The exhibition gives form to these artistic possibilities through the practices of six artists. Engaging with performance, material sensitivity, and reactivation of myth and ancestral heritage, the artists open pathways through which contemporary art becomes a conduit—bridging human and non-human worlds, memory and ecology, interiority and communal presence. Woven together, their gestures unfold as a ceremonial invocation—summoning and reverberating the polyphonic presences of Earth and cosmos alike.
Senegalese artist Aliou Diack, shaped by the influence of his grandfather—a shaman—has embodied nature as an inseparable part of life since childhood. Scattering finely milled herbal pigments across his canvases like seeds, he enacts painting as an ecological rite of renewal. Korean artist Jeewi Lee inscribes the temporal cycles of growth and decay observed in lacquer trees. Through the traditional techniques of ottchil (lacquer) and silkscreen, she evokes the rhythms of material transformation and the layered memory of time. German artist Anna Steinert delves into the mystical and introspective potency of the mask. Her works dissolve and redraw the boundaries of painting, invoking a fluid visual language charged with ritual and inner presence.

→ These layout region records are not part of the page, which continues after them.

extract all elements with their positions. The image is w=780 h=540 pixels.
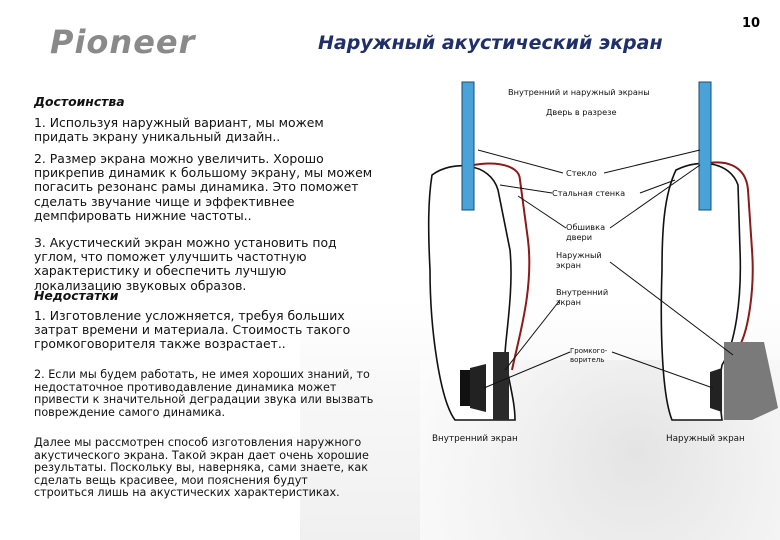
label-door-cut: Дверь в разрезе bbox=[546, 107, 617, 117]
label-speaker: Громкого- воритель bbox=[570, 347, 616, 365]
label-steel: Стальная стенка bbox=[552, 188, 625, 198]
label-trim: Обшивка двери bbox=[566, 222, 616, 242]
left-inner-screen bbox=[493, 352, 509, 420]
left-speaker-magnet bbox=[460, 370, 470, 406]
caption-outer-screen: Наружный экран bbox=[666, 434, 745, 444]
left-speaker bbox=[470, 364, 486, 412]
label-inner-screen: Внутренний экран bbox=[556, 287, 618, 307]
caption-inner-screen: Внутренний экран bbox=[432, 434, 518, 444]
label-glass: Стекло bbox=[566, 168, 597, 178]
right-glass bbox=[699, 82, 711, 210]
right-speaker bbox=[710, 368, 722, 412]
label-screens: Внутренний и наружный экраны bbox=[508, 87, 678, 97]
left-glass bbox=[462, 82, 474, 210]
label-outer-screen: Наружный экран bbox=[556, 250, 608, 270]
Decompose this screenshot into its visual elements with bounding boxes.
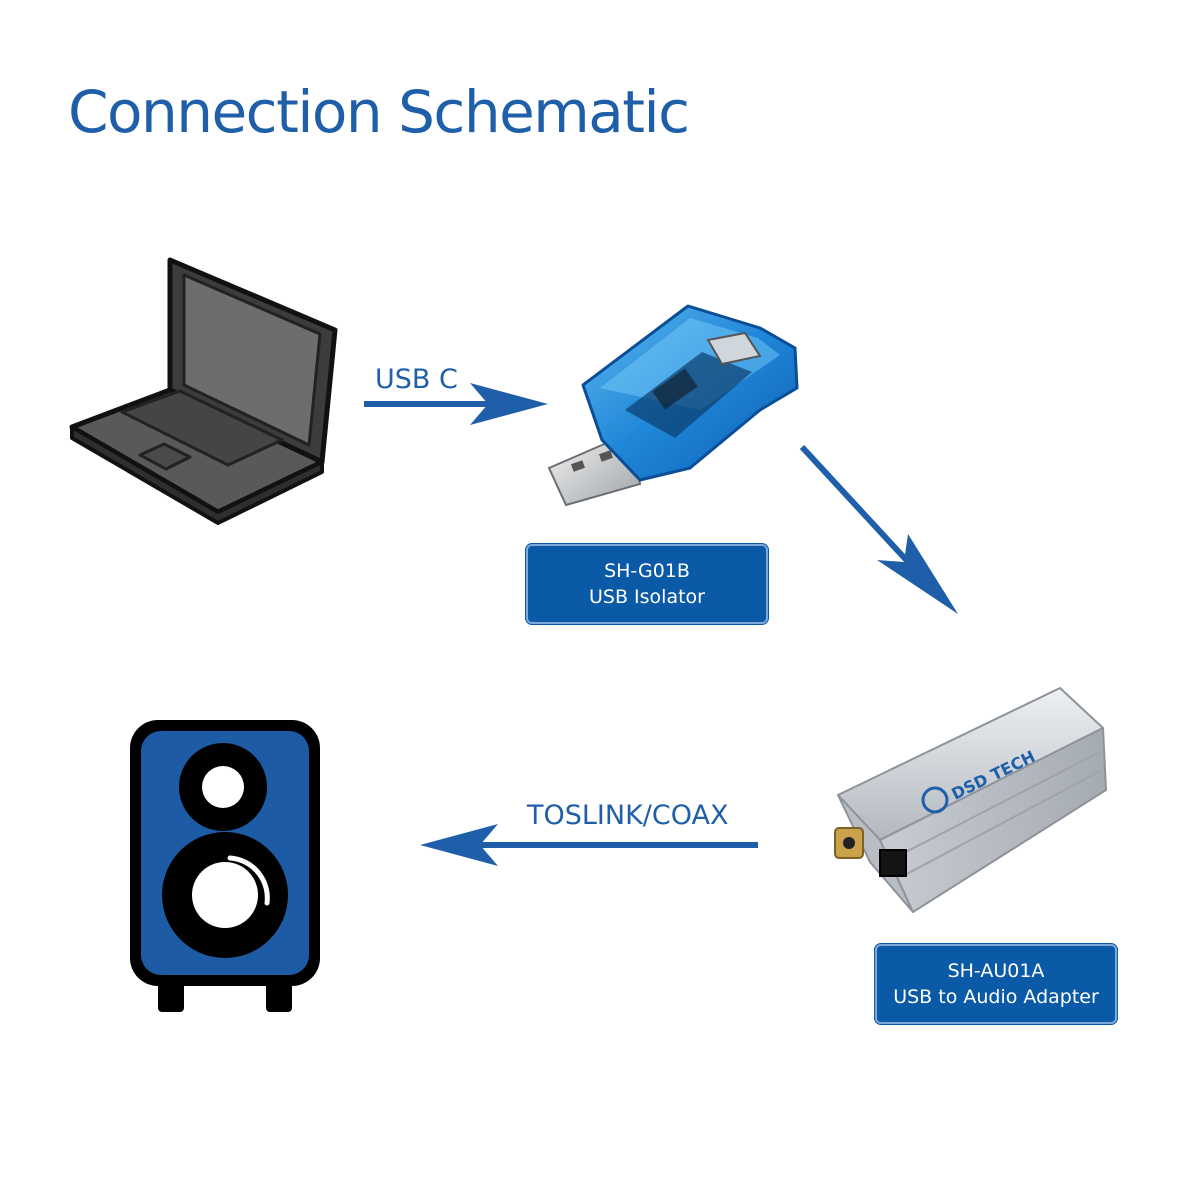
usb-isolator-image [547,304,799,507]
arrow-right-icon [364,383,548,425]
arrow-left-icon [420,824,758,866]
connection-label-usb-c: USB C [375,364,458,395]
isolator-model: SH-G01B [604,560,690,582]
laptop-icon [69,257,338,525]
isolator-label-box: SH-G01B USB Isolator [526,544,768,624]
adapter-name: USB to Audio Adapter [893,986,1099,1008]
page-title: Connection Schematic [68,78,690,146]
audio-adapter-image: DSD TECH [834,687,1107,913]
speaker-icon [130,720,320,1012]
connection-label-toslink-coax: TOSLINK/COAX [527,800,729,831]
adapter-label-box: SH-AU01A USB to Audio Adapter [875,944,1117,1024]
isolator-name: USB Isolator [589,586,705,608]
arrow-down-right-icon [799,444,958,614]
adapter-model: SH-AU01A [947,960,1045,982]
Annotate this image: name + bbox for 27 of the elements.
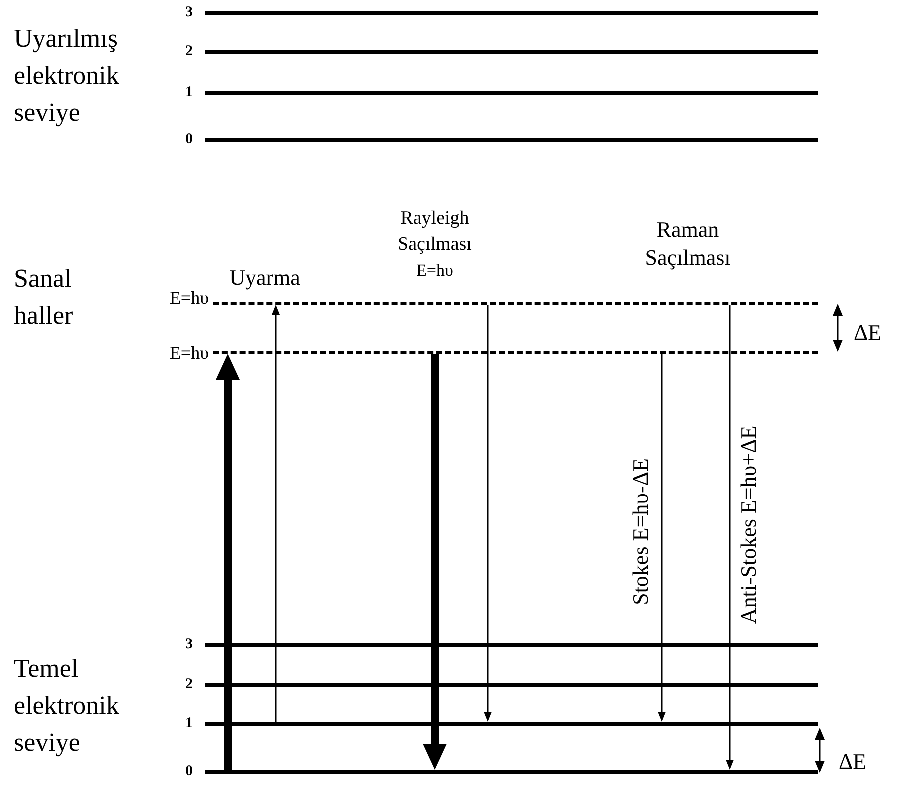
virtual-level-line <box>213 351 818 354</box>
energy-label: E=hυ <box>170 289 209 307</box>
delta-e-label: ΔE <box>839 748 867 776</box>
process-label: Raman Saçılması <box>644 216 732 272</box>
process-label: Rayleigh Saçılması <box>397 207 473 257</box>
arrow <box>272 305 280 722</box>
arrow <box>658 354 666 722</box>
process-label: Uyarma <box>228 264 302 292</box>
level-number: 3 <box>186 6 193 20</box>
virtual-level-line <box>213 302 818 305</box>
arrow <box>216 354 240 770</box>
group-label: Temel elektronik seviye <box>14 653 120 759</box>
delta-e-label: ΔE <box>854 319 882 347</box>
arrow <box>726 305 734 770</box>
level-number: 2 <box>186 678 193 692</box>
level-number: 1 <box>186 716 193 732</box>
level-number: 1 <box>186 86 193 100</box>
level-number: 3 <box>186 638 193 652</box>
energy-label: E=hυ <box>416 260 454 282</box>
level-number: 2 <box>186 44 193 60</box>
arrow <box>423 354 447 770</box>
group-label: Sanal haller <box>14 263 74 332</box>
energy-label: E=hυ <box>170 344 209 362</box>
level-number: 0 <box>186 132 193 148</box>
level-number: 0 <box>186 764 193 780</box>
arrow <box>484 305 492 722</box>
group-label: Uyarılmış elektronik seviye <box>14 23 120 129</box>
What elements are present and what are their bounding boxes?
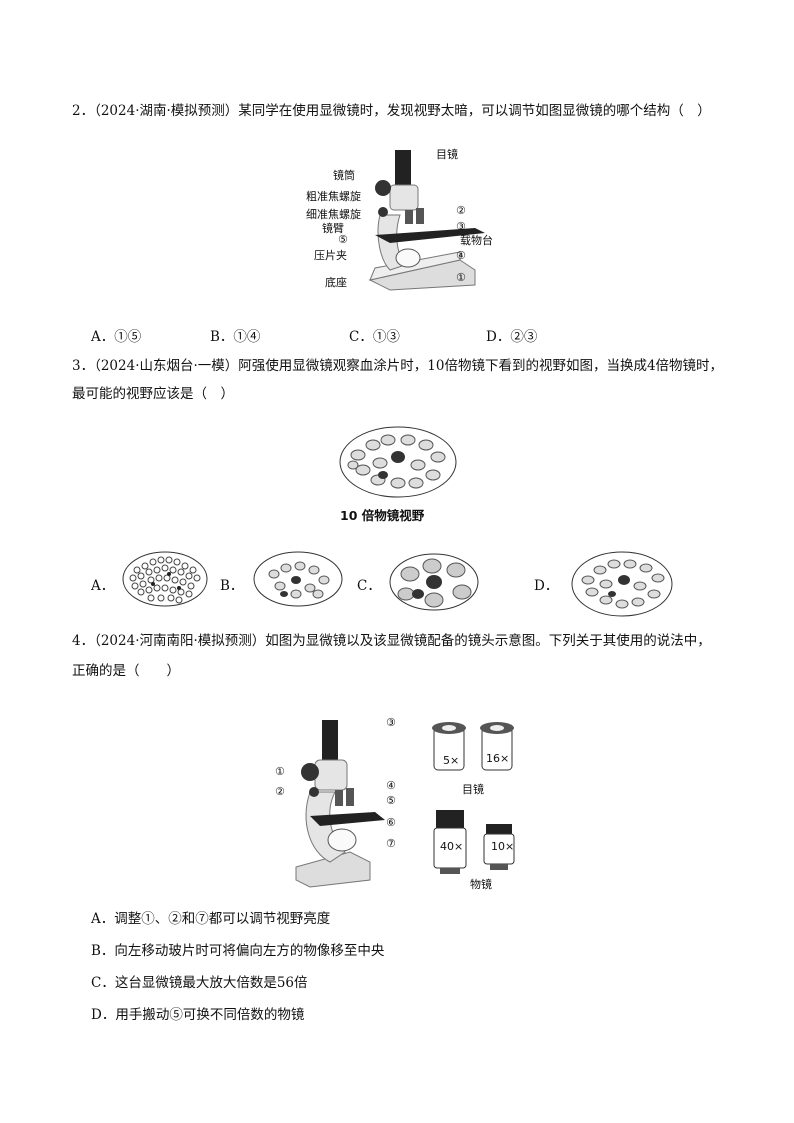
objective-40x: 40× bbox=[440, 840, 464, 853]
fig2-label-5: ⑤ bbox=[386, 794, 396, 807]
question-4-line1: 4．（2024·河南南阳·模拟预测）如图为显微镜以及该显微镜配备的镜头示意图。下… bbox=[72, 633, 711, 649]
objective-10x: 10× bbox=[491, 840, 515, 853]
label-clip: 压片夹 bbox=[314, 249, 347, 262]
label-coarse-focus: 粗准焦螺旋 bbox=[306, 190, 361, 203]
label-5: ⑤ bbox=[338, 233, 348, 246]
label-tube: 镜筒 bbox=[333, 169, 355, 182]
label-2: ② bbox=[456, 204, 466, 217]
fig2-label-4: ④ bbox=[386, 779, 396, 792]
fig2-label-3: ③ bbox=[386, 716, 396, 729]
label-1: ① bbox=[456, 271, 466, 284]
objective-lenses bbox=[433, 810, 515, 874]
eyepiece-16x: 16× bbox=[486, 752, 510, 765]
caption-10x-field: 10 倍物镜视野 bbox=[340, 508, 425, 523]
q4-option-b[interactable]: B．向左移动玻片时可将偏向左方的物像移至中央 bbox=[91, 943, 385, 959]
fig2-label-1: ① bbox=[275, 765, 285, 778]
caption-objective: 物镜 bbox=[470, 878, 492, 891]
q2-option-d[interactable]: D．②③ bbox=[486, 329, 538, 345]
q3-option-d[interactable]: D． bbox=[534, 578, 559, 594]
caption-eyepiece: 目镜 bbox=[462, 783, 484, 796]
q2-option-b[interactable]: B．①④ bbox=[210, 329, 261, 345]
fig2-label-7: ⑦ bbox=[386, 837, 396, 850]
label-eyepiece: 目镜 bbox=[436, 148, 458, 161]
option-d-field[interactable] bbox=[570, 550, 674, 618]
question-3-line1: 3．（2024·山东烟台·一模）阿强使用显微镜观察血涂片时，10倍物镜下看到的视… bbox=[72, 358, 724, 374]
q2-option-a[interactable]: A．①⑤ bbox=[91, 329, 142, 345]
label-stage: 载物台 bbox=[460, 234, 493, 247]
option-b-field[interactable] bbox=[252, 550, 344, 608]
label-3: ③ bbox=[456, 220, 466, 233]
q4-option-a[interactable]: A．调整①、②和⑦都可以调节视野亮度 bbox=[91, 911, 331, 927]
option-c-field[interactable] bbox=[388, 552, 480, 612]
eyepiece-lenses bbox=[432, 722, 514, 771]
blood-smear-10x bbox=[339, 426, 457, 498]
q2-option-c[interactable]: C．①③ bbox=[349, 329, 400, 345]
q3-option-c[interactable]: C． bbox=[357, 578, 381, 594]
fig2-label-2: ② bbox=[275, 785, 285, 798]
fig2-label-6: ⑥ bbox=[386, 816, 396, 829]
q4-option-c[interactable]: C．这台显微镜最大放大倍数是56倍 bbox=[91, 975, 308, 991]
microscope-figure-2 bbox=[295, 720, 385, 888]
q3-option-b[interactable]: B． bbox=[220, 578, 244, 594]
microscope-figure-1 bbox=[368, 150, 485, 291]
label-arm: 镜臂 bbox=[322, 222, 344, 235]
question-2-text: 2．（2024·湖南·模拟预测）某同学在使用显微镜时，发现视野太暗，可以调节如图… bbox=[72, 103, 711, 119]
eyepiece-5x: 5× bbox=[443, 754, 460, 767]
q4-option-d[interactable]: D．用手搬动⑤可换不同倍数的物镜 bbox=[91, 1007, 305, 1023]
option-a-field[interactable] bbox=[121, 550, 209, 608]
label-4: ④ bbox=[456, 249, 466, 262]
q3-option-a[interactable]: A． bbox=[91, 578, 115, 594]
label-base: 底座 bbox=[325, 276, 347, 289]
label-fine-focus: 细准焦螺旋 bbox=[306, 208, 361, 221]
question-4-line2: 正确的是（ ） bbox=[72, 663, 180, 679]
question-3-line2: 最可能的视野应该是（ ） bbox=[72, 386, 234, 402]
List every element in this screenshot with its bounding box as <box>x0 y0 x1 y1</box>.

Chilean artist Sandra Vásquez de la Horra invokes Mama Pancha, an indigenous embodiment of the maternal earth, through the symbolic weight and material density of wax, channeling a mythic and hybrid landscape where human and non-human converge. Iranian artist Farkondeh Shahroudi braids and stitches synthetic hair in meticulous ritual of remembrance and resistance, reawakening suppressed bodily presence under religious and social constraint. German,Turkish artist Viron Erol Vert reimagines the moon’s cultural symbolism as a threshold for collective catharsis. His practice opens a space where memory, transformation, and mythic resonance converge.